On Saturday, Sept. 10, the St. Louis North City Deanery sponsored a Year of Mercy Pilgrimage, Crossing the Delmar Divide. In St. Louis, Delmar Boulevard runs east and west and is considered the dividing line between white and black housing, business and recreation. Nine Catholic churches and one community center are north of Delmar (the side that is majority black).

The pilgrims, 300 of us, only walked a little more than a mile, not the 10 or 12 miles it would have taken to visit all the churches. Parishioners, students, priests and sisters, mostly white, began at St. Louis University and walked north across Delmar. Then we walked west and south again to the Cathedral Basilica of St. Louis which is a member of the North City Deanery (though south of Delmar). We paused six times during the pilgrimage to pray for church unity, justice and the grace to act justly and with mercy.

At the cathedral, we entered through the Door of Mercy, singing "Amazing Grace." Then we went next door to Catholic Charities for lunch while preparations continued in the cathedral for the funeral of Phyllis Schlafly, which was attended by Donald Trump.

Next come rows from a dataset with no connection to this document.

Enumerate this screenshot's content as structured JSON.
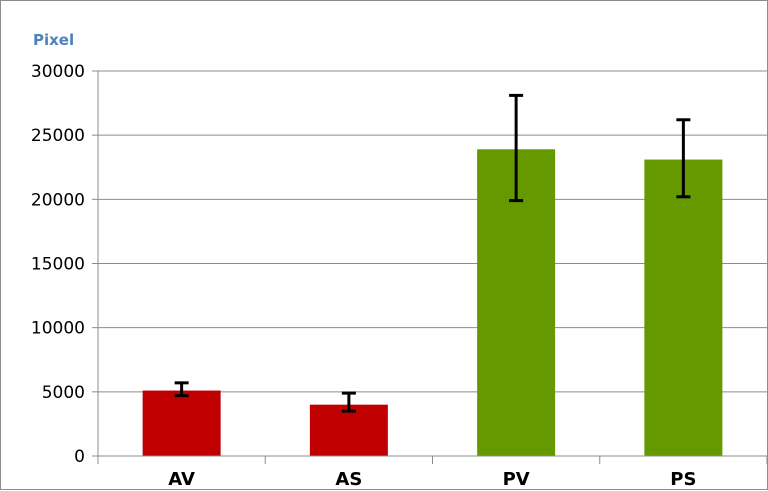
{
  "chart_data": {
    "type": "bar",
    "title": "",
    "xlabel": "",
    "ylabel": "Pixel",
    "ylim": [
      0,
      30000
    ],
    "yticks": [
      0,
      5000,
      10000,
      15000,
      20000,
      25000,
      30000
    ],
    "ytick_labels": [
      "0",
      "5000",
      "10000",
      "15000",
      "20000",
      "25000",
      "30000"
    ],
    "grid": true,
    "categories": [
      "AV",
      "AS",
      "PV",
      "PS"
    ],
    "values": [
      5100,
      4000,
      23900,
      23100
    ],
    "error_low": [
      4700,
      3500,
      19900,
      20200
    ],
    "error_high": [
      5700,
      4900,
      28100,
      26200
    ],
    "bar_colors": [
      "#c00000",
      "#c00000",
      "#669900",
      "#669900"
    ]
  }
}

During the walk we prayed the Beatitudes, the Works of Mercy and the Anyway Litany which doesn’t have any attribution in the program but which I'm including here for its perceptive humor and simple prescriptions:

Leader: People are often unreasonable, illogical and self-centered.
Response: Forgive them anyway.

L: If you are kind, people may accuse you of selfish, ulterior motives.
R: Be kind anyway.

L: If you are successful, you will win some false friends and some true enemies.
R: Succeed anyway.

L: If you are honest and frank, people may cheat you.
R: Be honest and frank anyway.

L: What you spend years building, someone could destroy overnight.
R: Build anyway.

L: If you find serenity and happiness, others may be jealous.
R: Be happy anyway.

L: The good you do today, people may forget tomorrow.
R: Do good anyway.

L: Give the world the best you have and it may never be enough.
R: Give the world the best you have anyway.

L: You see, in the final analysis, it is between you and God.
R: It was never between you and them anyway.